Un micro bypass per tutti quei malati di cuore che non sono in grado di sopportare lo stress che deriva da un’operazione classica a cuore aperto. Il dispositivo è stato messo a punto dall’University College Cork, in Irlanda.

 

Purtroppo in alcuni casi le malattie cardiovascolari danneggiano in modo quasi irreparabile le arterie dei pazienti, impedendo la sottomissione ad interventi che potrebbero salvare loro la vita. Il caso più diffuso a livello statistico? Quello nel quale i vasi sanguigni del malato sono troppo danneggiati per il posizionamento di bypass coronarici. E’ in questo frangente che la ricerca condotta dagli scienziati irlandesi entra in campo. Il congegno da loro messo appunto infatti dà modo di evitare molti dei rischi collegati ad una operazione al cuore del tipo sopra descritto.

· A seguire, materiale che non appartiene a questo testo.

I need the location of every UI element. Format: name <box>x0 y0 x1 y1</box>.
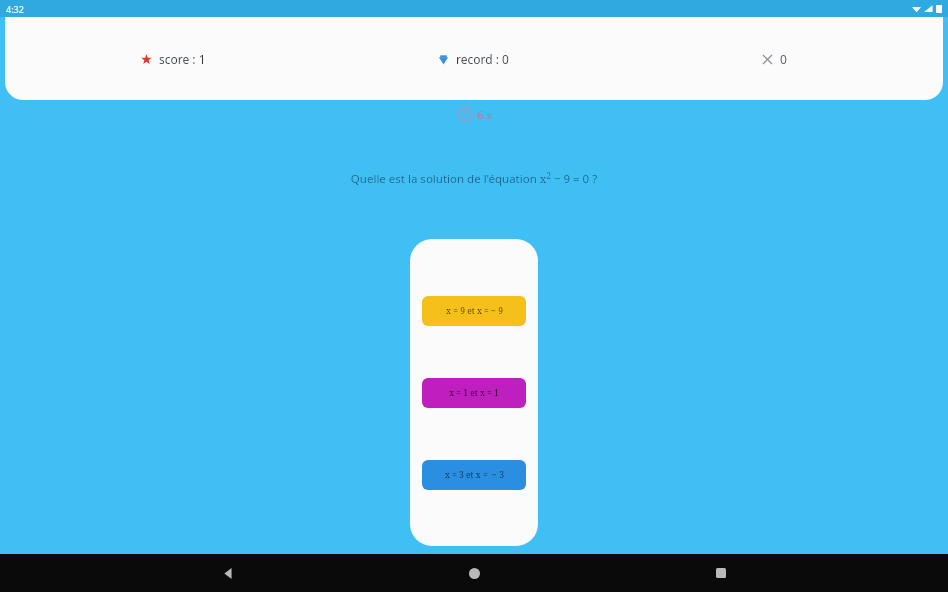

Il nome di questo dispositivo è “Keyhole” (traduzione in italiano “buco della serratura”,N.d.R.). Ed in pratica consente di creare il “bypass” naturalmente, grazie alle cellule vascolari restauratrici e un foro effettuato con questo strumento simile ad un ago. Sulla sua funzionalità i ricercatori guidati da Noel Caplice e quelli della Mayo Clinic (i quali hanno collaborato alla messa a punto, N.d.R.) sono certi. Sono necessarie quattro settimane affinché il processo si compia, ma le sperimentazioni condotte su modello animale fino ad ora hanno dato esito positivo e la mini-invasività dell’intera operazione è un punto a favore per un suo utilizzo su pazienti umani. Spiega il professor Caplice:

Se riprodotto negli esseri umani, questo dispositivo potrebbe offrire un’alternativa alle operazioni di bypass chirurgici con implicazioni per il trattamento di pazienti che sono attualmente inoperabili. Esso ha anche il potenziale per ridurre i costi e il tempo trascorso in ospedale. Prevediamo che questo lavoro possa essere completato nel corso dei prossimi tre-cinque anni.

I risultati dello studio sono stati pubblicati sulla rivista BioMaterials ed aprono una strada diversa ma promettente per la cura delle malattie cardiache croniche.